Time Out is now 45 years old but, in many ways, it’s brand new.
The London listings title was launched in 1968 as a counter-culture magazine by Tony Elliott and run as a co-operative until 1981. An early champion of gay rights, and known for taking a non-conformist role, one issue revealed the names of CIA agents believed to be stationed in the UK.
Today, Time Out is half-owned by the private-equity fund Oakley Capital and is just as likely to be reviewing the One Direction movie as recommending the latest underground nightclubs.
The magazine arguably made its most radical move a year ago this week, when it scrapped its £3.25 coverprice to become a free publication. Distribution increased sixfold to more than 305,000 copies overnight and ad rates are thought to have doubled to around £5,000 per page.
The move was a critical one for the business. Ad revenues were waning and circulation had slipped from 92,000 in 2006 to 52,000 in the first half of 2012. Elliott had been forced to invest £3 million of his own money as the company struggled with debts, until salvation came in 2010 when Oakley bought 50 per cent of the business for £10 million.
The relaunch brought a slimmed-down magazine, reduced from around 120 to 72 pages, while ad pages have stayed constant at around 30. Commercially, the move has made Time Out more attractive to media agencies, David Mulrenan, the group trading director at ZenithOptimedia, says. It is credited with attracting brands beyond its core advertisers in film and entertainment, such as MasterCard and British Airways.

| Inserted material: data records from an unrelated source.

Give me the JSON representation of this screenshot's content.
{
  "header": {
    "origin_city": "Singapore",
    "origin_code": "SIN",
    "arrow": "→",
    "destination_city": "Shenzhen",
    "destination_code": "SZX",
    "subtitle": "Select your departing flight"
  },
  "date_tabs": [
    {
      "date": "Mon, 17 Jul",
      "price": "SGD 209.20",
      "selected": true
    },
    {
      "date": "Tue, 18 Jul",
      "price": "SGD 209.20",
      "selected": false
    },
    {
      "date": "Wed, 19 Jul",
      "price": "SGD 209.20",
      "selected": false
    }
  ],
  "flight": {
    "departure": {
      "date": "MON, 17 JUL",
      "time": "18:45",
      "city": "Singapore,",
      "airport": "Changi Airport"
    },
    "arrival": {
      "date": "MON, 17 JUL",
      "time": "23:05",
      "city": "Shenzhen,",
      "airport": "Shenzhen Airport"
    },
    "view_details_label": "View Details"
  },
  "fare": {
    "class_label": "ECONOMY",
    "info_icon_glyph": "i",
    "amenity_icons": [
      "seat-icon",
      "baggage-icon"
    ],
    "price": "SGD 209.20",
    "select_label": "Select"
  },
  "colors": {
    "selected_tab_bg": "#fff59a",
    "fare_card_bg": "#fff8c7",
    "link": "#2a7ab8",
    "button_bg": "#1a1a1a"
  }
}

Becoming free has boosted the title’s already robust digital presence: the website attracts 5.5 million unique users a month, up 69 per cent year on year. Multiple revenue streams include ticket and table booking, daily offers and the new Time Out Card. Adam Crow, the head of press trading at MediaCom, praises Time Out for being "very progressive" in the digital space and says adding 300,000 free distribution copies to a brand with that particular breadth "has made lots of sense".

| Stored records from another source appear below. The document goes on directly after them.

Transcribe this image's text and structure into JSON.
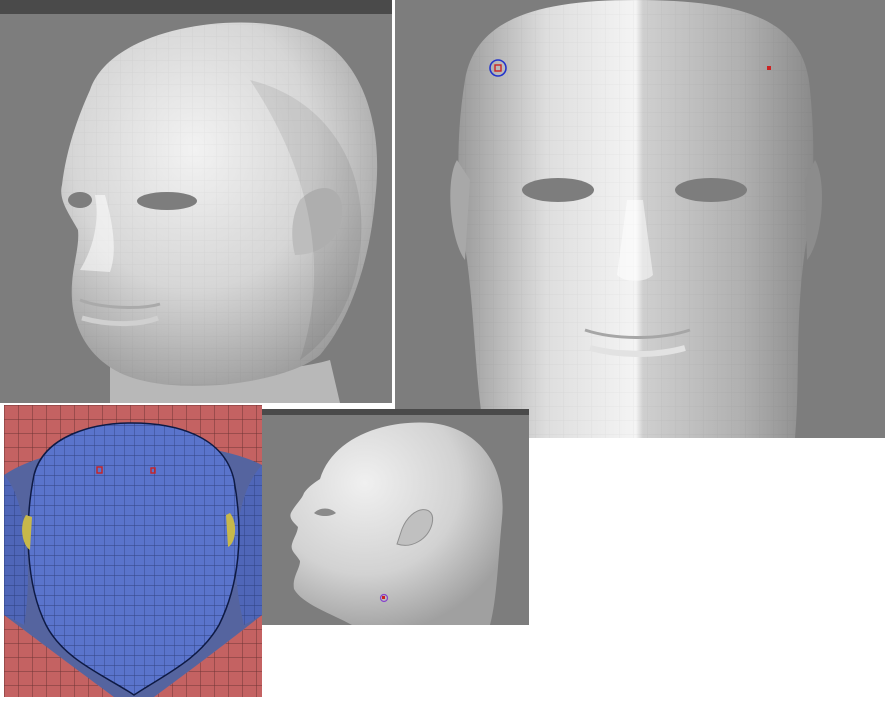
{
  "colors": {
    "viewport_bg": "#7d7d7d",
    "viewport_bar": "#4a4a4a",
    "skin_light": "#efefef",
    "skin_mid": "#c9c9c9",
    "skin_dark": "#8e8e8e",
    "uv_blue": "#5870c8",
    "uv_red": "#c46060",
    "uv_bg": "#55649f",
    "marker_red": "#cc2222",
    "marker_blue": "#2233cc",
    "marker_purple": "#8844cc"
  },
  "viewports": [
    {
      "name": "three-quarter-view",
      "content": "head-mesh-three-quarter"
    },
    {
      "name": "front-view",
      "content": "head-mesh-front",
      "markers": [
        "selected-vertex",
        "vertex-point"
      ]
    },
    {
      "name": "uv-layout-view",
      "content": "uv-map-head",
      "markers": [
        "uv-point-left",
        "uv-point-right"
      ]
    },
    {
      "name": "side-view",
      "content": "head-mesh-profile",
      "markers": [
        "pivot-marker"
      ]
    }
  ]
}
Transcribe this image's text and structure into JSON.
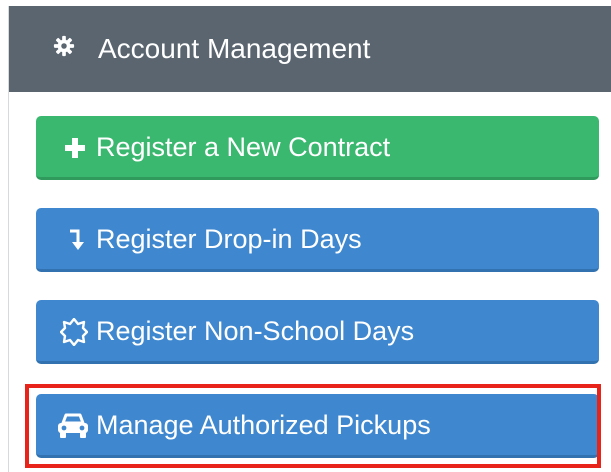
{
  "panel": {
    "header": {
      "title": "Account Management",
      "icon": "gear-icon"
    },
    "buttons": [
      {
        "label": "Register a New Contract",
        "icon": "plus-icon",
        "color": "#3bb870"
      },
      {
        "label": "Register Drop-in Days",
        "icon": "arrow-down-turn-icon",
        "color": "#3f88cf"
      },
      {
        "label": "Register Non-School Days",
        "icon": "sun-outline-icon",
        "color": "#3f88cf"
      },
      {
        "label": "Manage Authorized Pickups",
        "icon": "car-icon",
        "color": "#3f88cf"
      }
    ]
  },
  "highlight": {
    "color": "#e8231a"
  }
}
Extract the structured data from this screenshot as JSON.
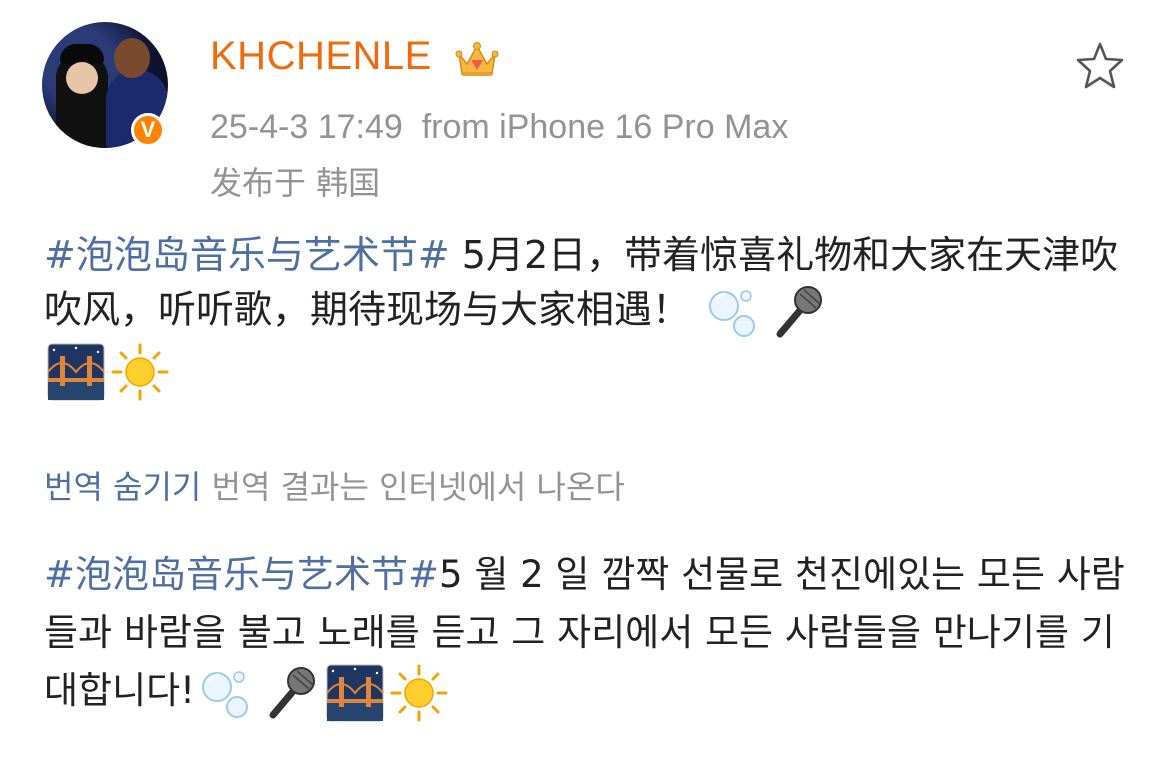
{
  "post": {
    "username": "KHCHENLE",
    "timestamp": "25-4-3 17:49",
    "source": "from iPhone 16 Pro Max",
    "location": "发布于 韩国",
    "content_cn": {
      "hashtag": "#泡泡岛音乐与艺术节#",
      "text": " 5月2日，带着惊喜礼物和大家在天津吹吹风，听听歌，期待现场与大家相遇！"
    },
    "translation": {
      "toggle_label": "번역 숨기기",
      "note": "번역 결과는 인터넷에서 나온다"
    },
    "content_kr": {
      "hashtag": "#泡泡岛音乐与艺术节#",
      "text": "5 월 2 일 깜짝 선물로 천진에있는 모든 사람들과 바람을 불고 노래를 듣고 그 자리에서 모든 사람들을 만나기를 기대합니다!"
    },
    "emojis": [
      "bubbles-icon",
      "microphone-icon",
      "bridge-at-night-icon",
      "sun-icon"
    ]
  },
  "colors": {
    "username": "#f06a0c",
    "hashtag": "#4e6fa3",
    "meta": "#939393",
    "verified_badge": "#ff8200"
  }
}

It’s harder to judge how editorial has fared since the move, with shorter, punchier copy that is more mainstream, tightly controlled and less free-flowing, gaining both advocates and detractors. Among the most controversial moves has been the loss of much of its once core London listings sections inside the magazine to online.
One thing’s for sure, with its increased print distribution and growing digital presence, Time Out has never reached more people. However, with no copy sales contributing to the bottom line, the magazine is at the mercy of the advertising market, while its larger circulation means mounting distribution and production costs. Revenues were up 12 per cent in 2012, but operating losses rose by more than a third to £3 million last year.
The exit earlier this month of the chief executive, Aksel van der Wal, signals more changes at Time Out.
He advised on the deal with Oakley, which has this year had to invest more money into the brand. His duties will be assumed by the editor-in-chief, Tim Arthur (pictured above), on an interim basis. Both were unavailable to comment. But having defied the doom-mongers more than once, Time Out will be hoping to continue its journey as a free, global multimedia brand.